Assessment of energy expenditure in overweight women

Abstract
Assessment of energy expenditure in overweight women. Med. Sci. Sports Exerc., Vol. 30, No. 8, pp. 1191-1197, 1998. To compare field measures of average daily energy expenditure (ADEE) against criterion data by the doubly labeled water method (DLW) in overweight women. The subjects were 20 overweight (BMI 29.2 ± 3.0 kg·m−2) premenopausal women. Energy expenditure was measured by DLW and by the factorial method (activity diary, two techniques differing by method to obtain resting energy expenditure, REE), heart-rate monitoring (HR, two techniques differing by the FLEX-point to discriminate sedentary and activity HR), accelerometer, and pedometer.
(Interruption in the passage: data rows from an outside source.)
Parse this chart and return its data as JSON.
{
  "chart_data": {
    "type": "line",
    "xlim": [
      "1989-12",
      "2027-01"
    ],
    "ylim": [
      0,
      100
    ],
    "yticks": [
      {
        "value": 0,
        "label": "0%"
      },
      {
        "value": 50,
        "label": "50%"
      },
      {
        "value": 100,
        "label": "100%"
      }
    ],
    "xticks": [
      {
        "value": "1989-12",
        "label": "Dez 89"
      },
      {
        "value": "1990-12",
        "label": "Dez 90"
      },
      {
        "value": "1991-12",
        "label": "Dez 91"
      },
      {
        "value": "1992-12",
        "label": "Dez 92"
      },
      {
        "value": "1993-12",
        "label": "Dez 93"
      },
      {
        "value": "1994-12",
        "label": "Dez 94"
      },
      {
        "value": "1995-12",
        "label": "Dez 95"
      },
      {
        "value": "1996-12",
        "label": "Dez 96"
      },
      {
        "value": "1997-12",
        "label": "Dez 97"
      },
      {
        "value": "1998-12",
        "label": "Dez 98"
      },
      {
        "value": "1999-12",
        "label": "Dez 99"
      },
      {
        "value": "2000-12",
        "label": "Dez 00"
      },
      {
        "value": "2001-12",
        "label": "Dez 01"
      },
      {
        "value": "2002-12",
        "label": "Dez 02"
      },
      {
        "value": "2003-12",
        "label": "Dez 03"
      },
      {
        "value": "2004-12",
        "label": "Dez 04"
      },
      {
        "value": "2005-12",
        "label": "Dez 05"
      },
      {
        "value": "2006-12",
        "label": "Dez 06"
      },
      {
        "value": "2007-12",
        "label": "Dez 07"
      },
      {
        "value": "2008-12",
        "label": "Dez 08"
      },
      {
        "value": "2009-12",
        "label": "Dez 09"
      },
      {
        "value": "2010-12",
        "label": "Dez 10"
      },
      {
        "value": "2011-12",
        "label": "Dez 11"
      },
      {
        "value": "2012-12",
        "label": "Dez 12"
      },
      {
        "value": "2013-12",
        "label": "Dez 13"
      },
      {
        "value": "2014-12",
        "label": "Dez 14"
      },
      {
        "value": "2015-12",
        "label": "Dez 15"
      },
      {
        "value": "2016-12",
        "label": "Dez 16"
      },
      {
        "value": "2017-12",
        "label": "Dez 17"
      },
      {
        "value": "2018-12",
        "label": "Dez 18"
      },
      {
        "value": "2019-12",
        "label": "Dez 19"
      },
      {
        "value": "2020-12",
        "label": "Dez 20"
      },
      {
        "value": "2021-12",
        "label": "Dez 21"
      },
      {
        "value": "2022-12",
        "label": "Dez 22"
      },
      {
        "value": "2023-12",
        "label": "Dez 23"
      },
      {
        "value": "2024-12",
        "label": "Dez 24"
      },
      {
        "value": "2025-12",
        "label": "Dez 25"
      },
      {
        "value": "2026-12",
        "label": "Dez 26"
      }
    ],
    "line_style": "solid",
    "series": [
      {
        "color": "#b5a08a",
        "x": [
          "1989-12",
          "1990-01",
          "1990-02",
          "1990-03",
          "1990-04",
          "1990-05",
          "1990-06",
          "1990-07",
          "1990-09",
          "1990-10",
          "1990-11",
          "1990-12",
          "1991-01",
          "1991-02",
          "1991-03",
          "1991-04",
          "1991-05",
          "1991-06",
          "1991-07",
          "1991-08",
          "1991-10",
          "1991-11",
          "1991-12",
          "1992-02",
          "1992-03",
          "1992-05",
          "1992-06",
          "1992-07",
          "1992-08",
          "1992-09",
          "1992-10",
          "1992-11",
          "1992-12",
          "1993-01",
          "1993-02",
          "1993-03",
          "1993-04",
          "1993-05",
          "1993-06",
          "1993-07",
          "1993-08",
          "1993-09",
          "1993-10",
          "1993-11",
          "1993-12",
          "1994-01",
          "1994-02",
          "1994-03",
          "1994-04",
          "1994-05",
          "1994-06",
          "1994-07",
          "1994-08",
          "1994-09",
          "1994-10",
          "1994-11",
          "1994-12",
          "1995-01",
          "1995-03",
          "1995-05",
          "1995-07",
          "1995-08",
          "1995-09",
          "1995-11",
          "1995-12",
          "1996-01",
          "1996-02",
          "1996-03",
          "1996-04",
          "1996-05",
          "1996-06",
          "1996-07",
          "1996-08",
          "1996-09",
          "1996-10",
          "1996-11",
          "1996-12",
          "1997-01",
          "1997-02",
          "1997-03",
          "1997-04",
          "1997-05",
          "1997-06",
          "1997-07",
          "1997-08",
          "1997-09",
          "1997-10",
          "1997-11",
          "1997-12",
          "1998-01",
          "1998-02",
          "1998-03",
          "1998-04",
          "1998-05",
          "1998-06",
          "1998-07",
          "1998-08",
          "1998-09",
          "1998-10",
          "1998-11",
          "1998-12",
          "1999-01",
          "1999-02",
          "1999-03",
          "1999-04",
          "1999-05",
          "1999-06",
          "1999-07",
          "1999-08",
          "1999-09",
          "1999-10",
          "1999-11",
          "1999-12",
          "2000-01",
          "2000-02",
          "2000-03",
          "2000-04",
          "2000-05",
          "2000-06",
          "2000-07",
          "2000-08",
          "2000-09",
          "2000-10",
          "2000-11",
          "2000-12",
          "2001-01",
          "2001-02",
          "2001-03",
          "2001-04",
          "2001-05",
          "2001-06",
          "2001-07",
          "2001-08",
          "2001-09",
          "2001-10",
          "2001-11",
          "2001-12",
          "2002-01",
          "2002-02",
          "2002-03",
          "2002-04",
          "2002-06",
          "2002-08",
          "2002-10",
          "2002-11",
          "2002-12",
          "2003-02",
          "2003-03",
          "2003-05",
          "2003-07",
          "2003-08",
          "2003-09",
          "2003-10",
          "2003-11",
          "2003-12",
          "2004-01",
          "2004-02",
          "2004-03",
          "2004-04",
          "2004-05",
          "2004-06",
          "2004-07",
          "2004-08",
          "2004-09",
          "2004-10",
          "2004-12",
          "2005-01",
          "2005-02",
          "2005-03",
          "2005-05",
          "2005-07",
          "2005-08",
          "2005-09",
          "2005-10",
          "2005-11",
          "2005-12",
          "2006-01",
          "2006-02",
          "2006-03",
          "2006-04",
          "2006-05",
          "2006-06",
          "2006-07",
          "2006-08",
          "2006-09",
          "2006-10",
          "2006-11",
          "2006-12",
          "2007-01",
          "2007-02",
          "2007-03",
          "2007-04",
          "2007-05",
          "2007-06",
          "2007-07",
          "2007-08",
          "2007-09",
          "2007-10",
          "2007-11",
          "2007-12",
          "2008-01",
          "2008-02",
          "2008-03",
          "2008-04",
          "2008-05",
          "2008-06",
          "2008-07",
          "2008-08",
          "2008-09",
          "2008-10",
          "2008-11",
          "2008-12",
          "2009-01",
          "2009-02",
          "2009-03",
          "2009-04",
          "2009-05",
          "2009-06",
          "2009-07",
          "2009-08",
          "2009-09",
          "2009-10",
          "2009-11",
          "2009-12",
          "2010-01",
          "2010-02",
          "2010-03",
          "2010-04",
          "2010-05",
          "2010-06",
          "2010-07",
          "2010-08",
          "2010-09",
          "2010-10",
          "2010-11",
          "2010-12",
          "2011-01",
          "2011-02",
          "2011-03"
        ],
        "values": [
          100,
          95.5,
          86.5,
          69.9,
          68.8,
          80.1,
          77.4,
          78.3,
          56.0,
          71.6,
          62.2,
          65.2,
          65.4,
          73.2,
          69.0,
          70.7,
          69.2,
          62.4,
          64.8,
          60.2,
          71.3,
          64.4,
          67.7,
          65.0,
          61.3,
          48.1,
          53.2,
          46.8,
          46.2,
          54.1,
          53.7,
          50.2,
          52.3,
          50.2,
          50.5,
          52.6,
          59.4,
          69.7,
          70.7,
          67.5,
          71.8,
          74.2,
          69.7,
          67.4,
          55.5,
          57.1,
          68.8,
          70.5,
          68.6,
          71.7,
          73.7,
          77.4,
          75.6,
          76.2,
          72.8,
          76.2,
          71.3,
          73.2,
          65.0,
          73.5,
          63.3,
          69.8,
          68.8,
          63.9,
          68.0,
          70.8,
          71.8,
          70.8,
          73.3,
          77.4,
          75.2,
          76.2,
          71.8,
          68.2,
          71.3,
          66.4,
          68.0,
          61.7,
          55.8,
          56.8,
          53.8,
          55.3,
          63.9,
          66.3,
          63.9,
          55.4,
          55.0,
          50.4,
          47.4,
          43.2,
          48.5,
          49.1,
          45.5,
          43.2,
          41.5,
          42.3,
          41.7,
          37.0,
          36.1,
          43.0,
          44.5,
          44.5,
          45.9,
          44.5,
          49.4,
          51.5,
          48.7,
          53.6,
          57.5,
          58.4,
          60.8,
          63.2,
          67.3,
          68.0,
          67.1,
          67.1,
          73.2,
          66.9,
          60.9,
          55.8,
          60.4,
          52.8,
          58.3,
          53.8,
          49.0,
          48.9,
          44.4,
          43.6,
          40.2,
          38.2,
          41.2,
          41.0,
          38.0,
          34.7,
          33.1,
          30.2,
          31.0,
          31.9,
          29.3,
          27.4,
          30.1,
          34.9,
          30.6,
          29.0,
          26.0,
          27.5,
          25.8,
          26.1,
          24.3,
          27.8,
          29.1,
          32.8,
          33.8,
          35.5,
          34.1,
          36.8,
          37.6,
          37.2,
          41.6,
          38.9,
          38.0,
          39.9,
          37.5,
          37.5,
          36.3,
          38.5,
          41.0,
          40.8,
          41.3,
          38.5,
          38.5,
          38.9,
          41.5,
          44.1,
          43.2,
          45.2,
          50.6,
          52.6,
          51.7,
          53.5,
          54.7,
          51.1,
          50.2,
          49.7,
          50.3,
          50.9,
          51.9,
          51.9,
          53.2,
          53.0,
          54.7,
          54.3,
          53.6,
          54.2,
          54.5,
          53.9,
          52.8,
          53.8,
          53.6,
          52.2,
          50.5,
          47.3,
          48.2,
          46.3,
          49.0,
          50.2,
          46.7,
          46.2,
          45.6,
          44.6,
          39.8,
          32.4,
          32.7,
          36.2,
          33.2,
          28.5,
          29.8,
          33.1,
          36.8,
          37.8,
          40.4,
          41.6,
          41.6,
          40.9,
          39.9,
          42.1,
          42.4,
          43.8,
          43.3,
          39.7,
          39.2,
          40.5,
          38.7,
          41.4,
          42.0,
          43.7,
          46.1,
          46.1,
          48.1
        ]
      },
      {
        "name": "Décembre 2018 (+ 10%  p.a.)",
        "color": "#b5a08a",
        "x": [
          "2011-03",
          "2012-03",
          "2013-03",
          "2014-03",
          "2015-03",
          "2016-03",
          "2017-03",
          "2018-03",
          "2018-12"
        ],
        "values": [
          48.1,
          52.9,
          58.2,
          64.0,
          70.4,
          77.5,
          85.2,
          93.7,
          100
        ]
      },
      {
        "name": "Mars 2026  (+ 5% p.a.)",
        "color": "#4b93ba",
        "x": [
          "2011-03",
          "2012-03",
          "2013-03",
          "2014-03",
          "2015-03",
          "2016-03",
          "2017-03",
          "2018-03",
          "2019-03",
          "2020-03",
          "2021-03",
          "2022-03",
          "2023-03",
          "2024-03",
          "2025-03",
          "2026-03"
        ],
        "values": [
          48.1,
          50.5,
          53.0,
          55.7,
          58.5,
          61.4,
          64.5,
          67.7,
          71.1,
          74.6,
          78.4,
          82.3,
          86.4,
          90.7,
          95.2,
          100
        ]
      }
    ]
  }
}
The ADEEDLW was 10.26 ± 1.1 MJ·d−1. The mean bias (ADEE by the alternative minus ADEEDLW) was smallest for the accelerometer (+0.08± 1.63 MJ) and HR-FLEX10 (+0.11 ± 1.67 MJ). The HR-FLEX0 technique (lower FLEX-point) overestimated ADEE by +1.18 (± 1.97 MJ). However, the random error (SD of bias) was smallest for both factorial techniques (REE measured:−0.48 ± 0.81 MJ; REE calculated from the WHO equation: −0.22 ± 0.88 MJ). The results show that simple factorial methods may assess ADEE with small random errors in populations with a rather narrow range of physical activity. The accelerometer and HR with the higher FLEX-point gave comparable results with smaller bias but larger random error compared with the factorial techniques.